Kallikrein-related peptidase 6 (KLK6) is a serine protease hypothesized to promote inflammation via cleavage of protease-activated receptors PAR1 and PAR2. KLK6 and PAR1/2 are expressed in skin, however their biological roles remain unclear. RNAseq of lesional skin from psoriasis (Ps) patients identified KLK6 as the most-increased KLK family member (n=6; 13-fold; P<0.01). Ps patients treated with etanercept show rapid KLK6 decreases that correspond with disease improvement (n=9; P<0.05). As KLK6 protein localized largely to keratinocytes (KCs), we engineered a tet-repressible KC-KLK6 overexpressing mouse (KLK6+) to study KLK6 function. KLK6+ mice spontaneously develop a skin phenotype at ∼7wks of age characterized by a ∼5-fold increase in acanthosis (n=19-28; P<0.001), increased Ki67+ and phospho-Stat3+, a dense inflammatory infiltrate containing CD4/8+ T cells, CD11c+ DCs, F4/80+ macrophages and micro-abscesses containing Gr1+ neutrophils. RNAseq of KLK6+ mouse skin revealed correspondence with human Ps (r=0.38) and identified increased levels (>300-fold) of Il22 and Il17a/f. ELISA confirmed 285- and 28-fold increases in skin IL-23 and IL-17A (n=7-16; P<0.001). By ∼10wks of age, KLK6+ mice develop a psoriatic arthritis (PsA)-like phenotype, including forelimb dactylitis, and decreased bone mineral density, periarticular osteopenia with fusion and erosive changes in the SI joint and pubic symphysis.
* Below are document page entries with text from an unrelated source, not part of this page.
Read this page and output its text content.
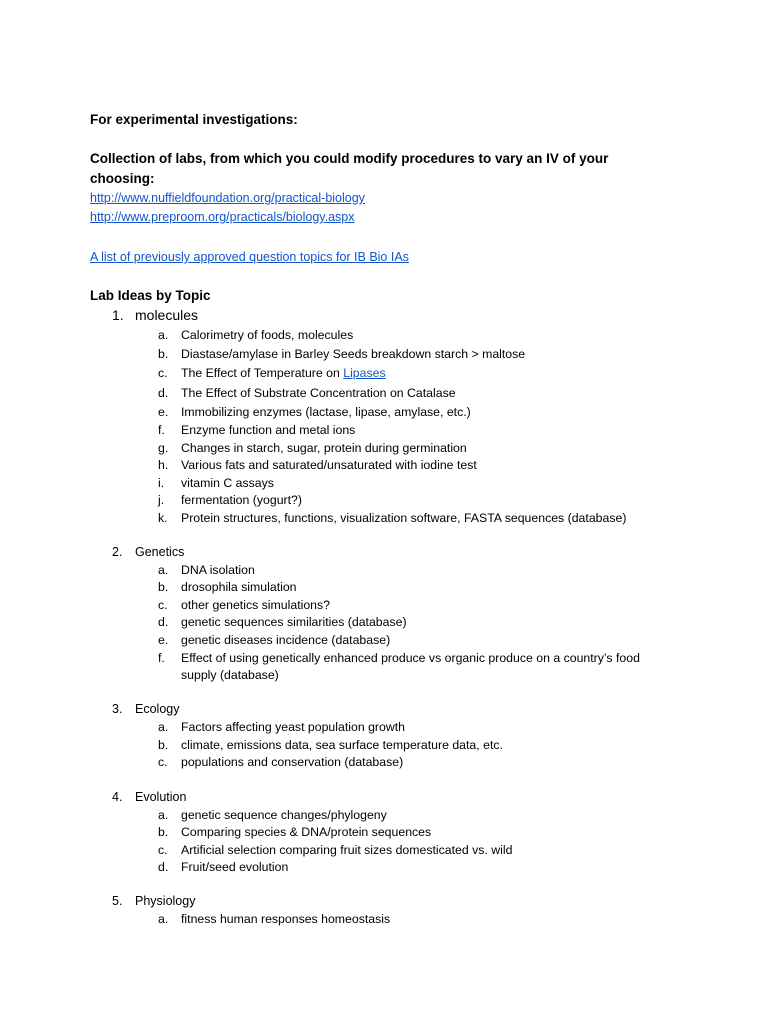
For experimental investigations:
Collection of labs, from which you could modify procedures to vary an IV of your
choosing:
http://www.nuffieldfoundation.org/practical-biology
http://www.preproom.org/practicals/biology.aspx
A list of previously approved question topics for IB Bio IAs
Lab Ideas by Topic
1. molecules
a. Calorimetry of foods, molecules
b. Diastase/amylase in Barley Seeds breakdown starch > maltose
c. The Effect of Temperature on Lipases
d. The Effect of Substrate Concentration on Catalase
e. Immobilizing enzymes (lactase, lipase, amylase, etc.)
f. Enzyme function and metal ions
g. Changes in starch, sugar, protein during germination
h. Various fats and saturated/unsaturated with iodine test
i. vitamin C assays
j. fermentation (yogurt?)
k. Protein structures, functions, visualization software, FASTA sequences (database)
2. Genetics
a. DNA isolation
b. drosophila simulation
c. other genetics simulations?
d. genetic sequences similarities (database)
e. genetic diseases incidence (database)
f. Effect of using genetically enhanced produce vs organic produce on a country’s food
supply (database)
3. Ecology
a. Factors affecting yeast population growth
b. climate, emissions data, sea surface temperature data, etc.
c. populations and conservation (database)
4. Evolution
a. genetic sequence changes/phylogeny
b. Comparing species & DNA/protein sequences
c. Artificial selection comparing fruit sizes domesticated vs. wild
d. Fruit/seed evolution
5. Physiology
a. fitness human responses homeostasis
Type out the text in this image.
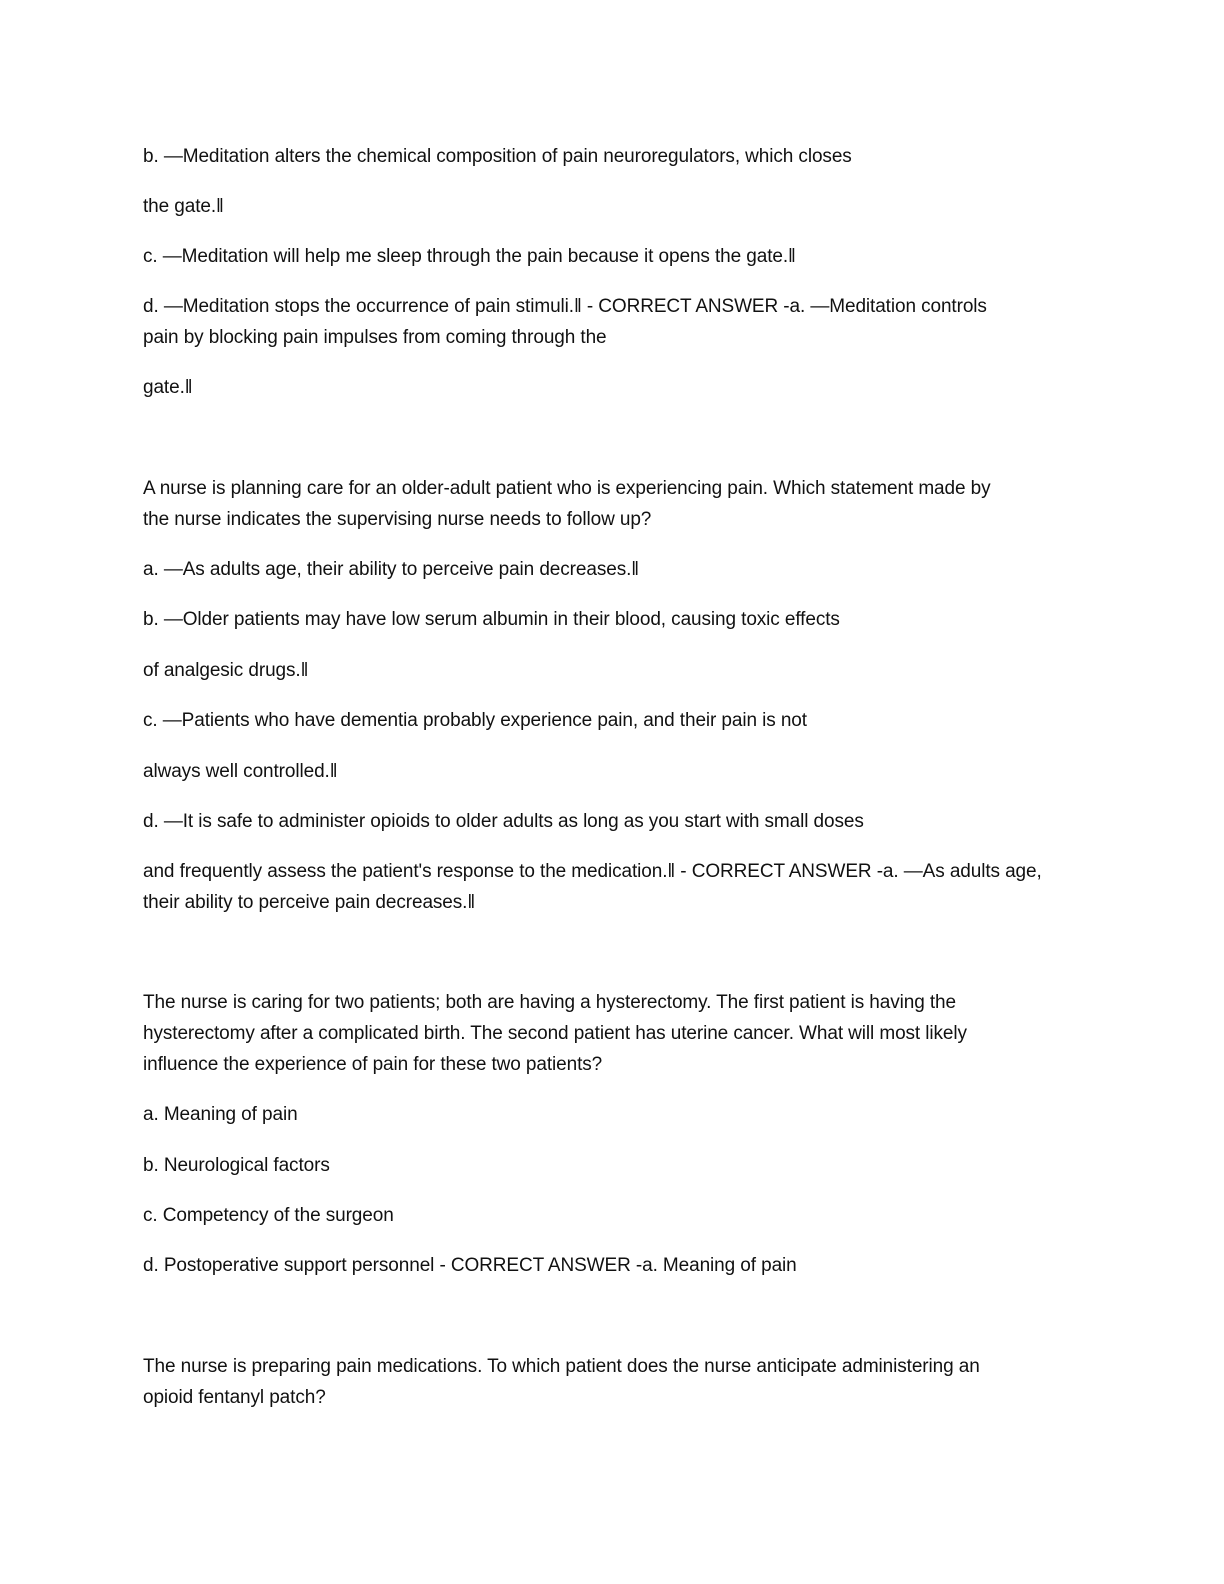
b. —Meditation alters the chemical composition of pain neuroregulators, which closes
the gate.‖
c. —Meditation will help me sleep through the pain because it opens the gate.‖
d. —Meditation stops the occurrence of pain stimuli.‖ - CORRECT ANSWER -a. —Meditation controls
pain by blocking pain impulses from coming through the
gate.‖
A nurse is planning care for an older-adult patient who is experiencing pain. Which statement made by
the nurse indicates the supervising nurse needs to follow up?
a. —As adults age, their ability to perceive pain decreases.‖
b. —Older patients may have low serum albumin in their blood, causing toxic effects
of analgesic drugs.‖
c. —Patients who have dementia probably experience pain, and their pain is not
always well controlled.‖
d. —It is safe to administer opioids to older adults as long as you start with small doses
and frequently assess the patient's response to the medication.‖ - CORRECT ANSWER -a. —As adults age,
their ability to perceive pain decreases.‖
The nurse is caring for two patients; both are having a hysterectomy. The first patient is having the
hysterectomy after a complicated birth. The second patient has uterine cancer. What will most likely
influence the experience of pain for these two patients?
a. Meaning of pain
b. Neurological factors
c. Competency of the surgeon
d. Postoperative support personnel - CORRECT ANSWER -a. Meaning of pain
The nurse is preparing pain medications. To which patient does the nurse anticipate administering an
opioid fentanyl patch?
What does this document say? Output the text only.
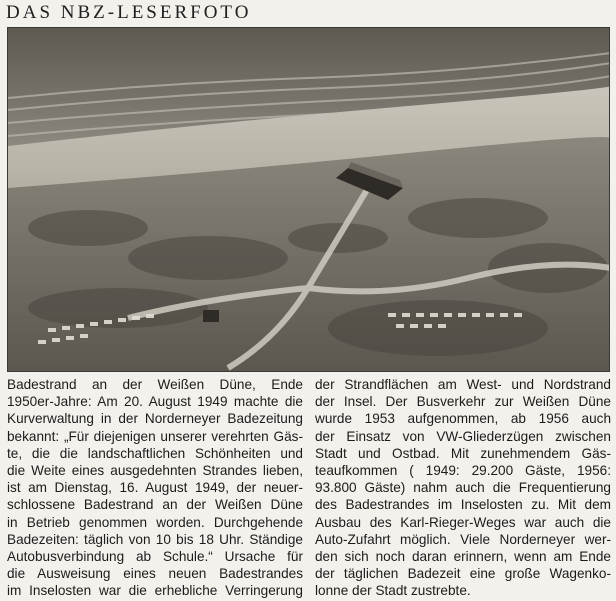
DAS NBZ-LESERFOTO
Badestrand an der Weißen Düne, Ende
1950er-Jahre: Am 20. August 1949 machte die
Kurverwaltung in der Norderneyer Badezeitung
bekannt: „Für diejenigen unserer verehrten Gäs-
te, die die landschaftlichen Schönheiten und
die Weite eines ausgedehnten Strandes lieben,
ist am Dienstag, 16. August 1949, der neuer-
schlossene Badestrand an der Weißen Düne
in Betrieb genommen worden. Durchgehende
Badezeiten: täglich von 10 bis 18 Uhr. Ständige
Autobusverbindung ab Schule.“ Ursache für
die Ausweisung eines neuen Badestrandes
im Inselosten war die erhebliche Verringerung
der Strandflächen am West- und Nordstrand
der Insel. Der Busverkehr zur Weißen Düne
wurde 1953 aufgenommen, ab 1956 auch
der Einsatz von VW-Gliederzügen zwischen
Stadt und Ostbad. Mit zunehmendem Gäs-
teaufkommen ( 1949: 29.200 Gäste, 1956:
93.800 Gäste) nahm auch die Frequentierung
des Badestrandes im Inselosten zu. Mit dem
Ausbau des Karl-Rieger-Weges war auch die
Auto-Zufahrt möglich. Viele Norderneyer wer-
den sich noch daran erinnern, wenn am Ende
der täglichen Badezeit eine große Wagenko-
lonne der Stadt zustrebte.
Gene repression for 4wks using doxycycline in KLK6+ mice with established disease reversed the Ps- and PsA-like phenotypes. To study KLK6-PAR1/2 signaling, KLK6+ mice were mated with PAR1- or PAR2-KO mice. KLK6+PAR2KO mice looked similar to KLK6+ mice. In contrast, KLK6+PAR1KO mice had attenuated skin inflammation and a delay in PsA-like outcomes. Our results identify a critical role for KLK6 in promoting Ps-like inflammation via PAR1 signaling and suggest targeting PAR1 may provide a cytokine-independent approach for treating psoriasis.